A 20kg block moves with a constant speed of $10m{{s}^{-1}}$ on a smooth horizontal surface. What is the work done on the box?
a) 196J
b) 1960J
c) 980J
d) zero

Answer 1

Hint: It is given in the question that the block moves on a frictionless surface with constant speed. The work done on an object can basically be defined as the increase in its kinetic energy or the action of the force results in the displacement of the body. Hence we will first verify whether the above mentioned conditions are satisfied and accordingly draw the conclusion and select the correct alternatives provided.

Formula used:
$K.E=\dfrac{1}{2}m{{v}^{2}}\text{Joule}$
\[Work\text{ }done=F.d\text{ Joule}\]

Complete step-by-step answer:
Let us say that the mass of the block m=20kg and the speed of be $v=10m{{s}^{-1}}$. Therefore the kinetic energy of the block is given by,
$\begin{align}
  & K.E=\dfrac{1}{2}m{{v}^{2}}\text{J} \\
 & \Rightarrow K.E=\dfrac{1}{2}\times 20\times {{(10)}^{2}} \\
 & \Rightarrow K.E=\dfrac{1}{2}\times 20\times {{(10)}^{2}}=1000J \\
\end{align}$
It is further given to us the block is moving on a frictionless surface with constant velocity. Since the velocity ‘v’ is constant we can conclude that the change in kinetic energy is zero. Since change in kinetic energy is equal to work done on the box, we can imply that the work done on the box is zero
Hence the correct answer of the above question is option d.

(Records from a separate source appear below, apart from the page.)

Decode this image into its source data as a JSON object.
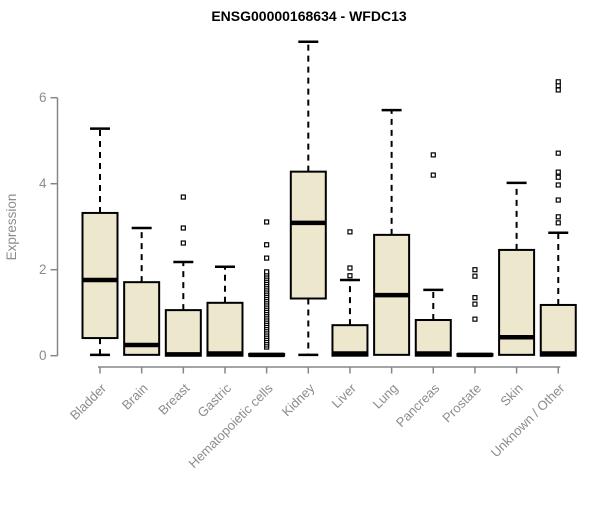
{
  "title": "ENSG00000168634 - WFDC13",
  "chart_data": {
    "type": "boxplot",
    "title": "ENSG00000168634 - WFDC13",
    "xlabel": "",
    "ylabel": "Expression",
    "ylim": [
      0,
      7.45
    ],
    "yticks": [
      0,
      2,
      4,
      6
    ],
    "grid": false,
    "legend": false,
    "categories": [
      "Bladder",
      "Brain",
      "Breast",
      "Gastric",
      "Hematopoietic cells",
      "Kidney",
      "Liver",
      "Lung",
      "Pancreas",
      "Prostate",
      "Skin",
      "Unknown / Other"
    ],
    "series": [
      {
        "category": "Bladder",
        "whisker_low": 0.02,
        "q1": 0.41,
        "median": 1.76,
        "q3": 3.32,
        "whisker_high": 5.28,
        "outliers": []
      },
      {
        "category": "Brain",
        "whisker_low": 0.0,
        "q1": 0.02,
        "median": 0.25,
        "q3": 1.71,
        "whisker_high": 2.97,
        "outliers": []
      },
      {
        "category": "Breast",
        "whisker_low": 0.0,
        "q1": 0.0,
        "median": 0.03,
        "q3": 1.06,
        "whisker_high": 2.18,
        "outliers": [
          2.62,
          2.97,
          3.69
        ]
      },
      {
        "category": "Gastric",
        "whisker_low": 0.0,
        "q1": 0.0,
        "median": 0.05,
        "q3": 1.23,
        "whisker_high": 2.07,
        "outliers": []
      },
      {
        "category": "Hematopoietic cells",
        "whisker_low": 0.0,
        "q1": 0.0,
        "median": 0.02,
        "q3": 0.04,
        "whisker_high": 0.06,
        "outliers": [
          0.2,
          0.25,
          0.3,
          0.35,
          0.4,
          0.45,
          0.5,
          0.55,
          0.6,
          0.65,
          0.7,
          0.75,
          0.8,
          0.85,
          0.9,
          0.95,
          1.0,
          1.05,
          1.1,
          1.15,
          1.2,
          1.25,
          1.3,
          1.35,
          1.4,
          1.45,
          1.5,
          1.55,
          1.6,
          1.65,
          1.7,
          1.75,
          1.8,
          1.85,
          1.9,
          1.95,
          2.27,
          2.58,
          3.11
        ]
      },
      {
        "category": "Kidney",
        "whisker_low": 0.02,
        "q1": 1.33,
        "median": 3.09,
        "q3": 4.28,
        "whisker_high": 7.3,
        "outliers": []
      },
      {
        "category": "Liver",
        "whisker_low": 0.0,
        "q1": 0.0,
        "median": 0.05,
        "q3": 0.71,
        "whisker_high": 1.76,
        "outliers": [
          1.86,
          2.04,
          2.88
        ]
      },
      {
        "category": "Lung",
        "whisker_low": 0.02,
        "q1": 0.02,
        "median": 1.41,
        "q3": 2.81,
        "whisker_high": 5.71,
        "outliers": []
      },
      {
        "category": "Pancreas",
        "whisker_low": 0.0,
        "q1": 0.0,
        "median": 0.05,
        "q3": 0.83,
        "whisker_high": 1.53,
        "outliers": [
          4.2,
          4.67
        ]
      },
      {
        "category": "Prostate",
        "whisker_low": 0.0,
        "q1": 0.0,
        "median": 0.02,
        "q3": 0.04,
        "whisker_high": 0.05,
        "outliers": [
          0.85,
          1.2,
          1.35,
          1.85,
          2.0
        ]
      },
      {
        "category": "Skin",
        "whisker_low": 0.02,
        "q1": 0.02,
        "median": 0.43,
        "q3": 2.46,
        "whisker_high": 4.02,
        "outliers": []
      },
      {
        "category": "Unknown / Other",
        "whisker_low": 0.0,
        "q1": 0.0,
        "median": 0.05,
        "q3": 1.18,
        "whisker_high": 2.86,
        "outliers": [
          3.09,
          3.23,
          3.62,
          3.97,
          4.15,
          4.27,
          4.71,
          6.18,
          6.28,
          6.37
        ]
      }
    ],
    "colors": {
      "background": "#ffffff",
      "box_fill": "#EDE8CD",
      "box_border": "#000000",
      "median": "#000000",
      "whisker": "#000000",
      "outlier_border": "#000000",
      "axis": "#878787",
      "tick_label": "#8c8c8c",
      "title": "#000000"
    }
  }
}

So, the correct answer is “Option d”.

Note: Work done on a body is also defined as the product of the action of force(F) on the body with the displacement of the body (d) along the direction of the force. Mathematically this can be represented as \[Work\text{ }done=F.d\text{ J}\] . Force on the body is defined as the product of mass times the acceleration. Acceleration is nothing but the rate of change of velocity with time. Since the velocity of the box is constant i.e. it does not change with time we can conclude that force on the body is zero. And therefore from the above expression of work done we can conclude that the work done on the box is zero.